Dzaki adalah anak bungsu dari dua bersaudara, memiliki perawakan tubuh yang tinggi dan kulit yang berwarna sawo matang, alisnya yang tebal dan bulumatanya yang panjang meski tidak lentik membuat orang-orang bisa terhipnotis dengan tatapannya. Dia tipe anak yang ceria dan sedikit susah diatur, sifat periang dan humoris yang diwariskan oleh Ayahnya membuatnya supel dan mudah mendapatkan banyak teman. Dzaki hidup sendiri disebuah rumah yang disediakan oleh Randi, Ayahnya. Awalnya, kehidupannya sebagai seorang remaja sangatlah sempurna, dia tampan, memiliki fisik yang bagus, cerdas dan jelas masalah ekonomi tidak lagi diragukan mengingat Ayahnya adalah seorang pengusaha besar, namun kehidupan yang sempurna ini seketika menghilang dengan kehadiran seorang perempuan dalam kehidupannya.

Bagi seorang remaja yang baru berusia 16 tahun, tinggal bersama dengan orang asing akan sangat sulit terlebih lagi jika itu lawan jenis. Segala perbedaan antara laki-laki dan perempuan akan membuatnya kesulitan untuk beradaptasi juga gerak-geriknya harus dia batasi karena akan ada hal-hal yang tidak diinginkan jika dia ingin berlaku seenaknya seperti sebelumnya.

Dzaki melirik kakaknya yang masih berbaring lemah tanpa sadarkan diri. "Cepatlah bangun kak, Ayah sedang menyerangku sekarang dan aku butuh kakak untuk membantuku menyerang Ayah kembali.."

Bukan untuk hal itu, bukan sekedar berharap kakaknya akan membantunya melawan Ayahnya, jauh di lubuk hatinya Dzaki sangat berharap kakak satu-satunya itu segera siuman dan kembali memperlihatkan tawanya pada Dzaki, kecelakaan itu merenggut kesadaran kakaknya.

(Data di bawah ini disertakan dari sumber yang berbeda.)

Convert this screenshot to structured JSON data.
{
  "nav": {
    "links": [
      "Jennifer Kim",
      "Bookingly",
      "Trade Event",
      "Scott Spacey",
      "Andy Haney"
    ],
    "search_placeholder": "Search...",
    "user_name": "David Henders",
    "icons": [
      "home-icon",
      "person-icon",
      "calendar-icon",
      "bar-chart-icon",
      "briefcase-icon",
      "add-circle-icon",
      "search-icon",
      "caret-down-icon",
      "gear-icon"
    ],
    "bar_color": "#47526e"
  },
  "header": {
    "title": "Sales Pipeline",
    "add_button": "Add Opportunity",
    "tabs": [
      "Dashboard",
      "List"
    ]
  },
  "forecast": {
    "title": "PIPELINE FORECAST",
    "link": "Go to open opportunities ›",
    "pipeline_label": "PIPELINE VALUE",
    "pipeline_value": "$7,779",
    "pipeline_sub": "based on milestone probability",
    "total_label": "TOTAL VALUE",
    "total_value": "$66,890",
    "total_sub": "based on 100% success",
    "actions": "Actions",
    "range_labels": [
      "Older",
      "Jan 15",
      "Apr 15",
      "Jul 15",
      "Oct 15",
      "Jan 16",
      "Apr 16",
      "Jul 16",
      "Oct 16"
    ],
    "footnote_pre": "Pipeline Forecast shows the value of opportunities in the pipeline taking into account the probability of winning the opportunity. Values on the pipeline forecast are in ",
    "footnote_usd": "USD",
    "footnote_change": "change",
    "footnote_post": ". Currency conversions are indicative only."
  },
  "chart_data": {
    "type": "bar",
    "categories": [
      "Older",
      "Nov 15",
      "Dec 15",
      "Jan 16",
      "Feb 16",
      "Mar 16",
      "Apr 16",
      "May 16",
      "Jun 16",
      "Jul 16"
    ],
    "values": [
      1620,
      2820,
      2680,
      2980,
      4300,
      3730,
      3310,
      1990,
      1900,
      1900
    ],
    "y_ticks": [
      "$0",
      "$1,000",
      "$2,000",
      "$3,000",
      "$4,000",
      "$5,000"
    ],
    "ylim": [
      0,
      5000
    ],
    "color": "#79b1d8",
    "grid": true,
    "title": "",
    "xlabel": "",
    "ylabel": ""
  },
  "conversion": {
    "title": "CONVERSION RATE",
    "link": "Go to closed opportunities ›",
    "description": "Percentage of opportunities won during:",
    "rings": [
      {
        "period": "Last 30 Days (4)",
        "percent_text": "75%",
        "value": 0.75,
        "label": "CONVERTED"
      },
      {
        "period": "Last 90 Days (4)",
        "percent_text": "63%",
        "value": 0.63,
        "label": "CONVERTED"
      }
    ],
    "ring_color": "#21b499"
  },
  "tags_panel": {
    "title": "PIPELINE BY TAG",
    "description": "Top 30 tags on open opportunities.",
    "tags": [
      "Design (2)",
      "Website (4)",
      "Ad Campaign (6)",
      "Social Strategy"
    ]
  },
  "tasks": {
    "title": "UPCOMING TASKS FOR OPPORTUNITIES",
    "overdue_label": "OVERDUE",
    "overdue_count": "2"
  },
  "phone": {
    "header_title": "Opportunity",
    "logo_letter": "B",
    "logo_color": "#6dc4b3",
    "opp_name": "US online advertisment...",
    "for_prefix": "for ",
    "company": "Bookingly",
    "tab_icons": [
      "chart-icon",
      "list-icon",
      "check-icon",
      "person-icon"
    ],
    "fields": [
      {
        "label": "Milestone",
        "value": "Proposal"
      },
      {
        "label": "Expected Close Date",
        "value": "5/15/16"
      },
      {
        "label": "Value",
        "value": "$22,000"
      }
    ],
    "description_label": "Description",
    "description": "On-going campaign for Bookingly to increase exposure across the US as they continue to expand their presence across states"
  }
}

Danish Dzakwan, yang kini sedang berbaring tak sadarkan diri karena kecelakaan yang menimpanya beberapa waktu yang lalu. Dia adalah putra sulung Randi yang memiliki watak bertolak belakang dengan Dzaki. Danish pembawaannya lebih tenang, lebih ramah dan pastinya menurut dengan apa yang dikatakan Ayahnya. Danish saat ini sedang menempuh pendidikan di salah satu universitas ternama. Meski tidak secerdas Dzaki, namun Danish cukup ahi dalam beberapa bidang tertentu. Usianya yang terlampau hampir 5 tahun dari Dzaki membuatnya menjadi lebih dewasa, namun bukan semata karena usia saja tapi karena memang Danish memiliki watak yang lebih dewasa. Danish sangat menyayangi Dzaki, dia perlakukan adik satu-satunya dengan sangat baik dan memberikan yang terbaik apapun itu yang bisa dia berikan pada adiknya. Ikatan persaudaraan Danish dan Dzaki sangatlah kuat, hanya saja siapa yang bisa mengira bahwa mereka bukanlah saudara kandung, dan itu hanya diketahui oleh Ayah dan Nara, Ibu tirinya saat ini.

Randi tidak pernah membeda-bedakan kedua putranya, meski sesekali dia membanding-bandingkan Danish dan Dzaki dihadapan mereka secara langsung, namun Randi tidak bermaksud untuk membuat salah satu diantaranya terluka, dia hanya ingin kedua putranya bisa menjadi seseorang yang lebih baik lagi dengan saling memahami satu sama lain.

Randi adalah seorang pengusaha yang sukses, begitu banyaknya pekerjaan yang harus dia urus membuatnya sesekali harus berpindah tempat tinggal. Awalnya dia menginginkan kedua putranya untuk tinggal bersama, namun karena kondisi tertentu yang tidak bisa ditawar-tawar akhirnya membuat Randi memberikan masing-masing tempat tinggal untuk putranya. Saat ini dia memiliki seorang istri dan belum memiliki seorang anak dari pernikahan mereka.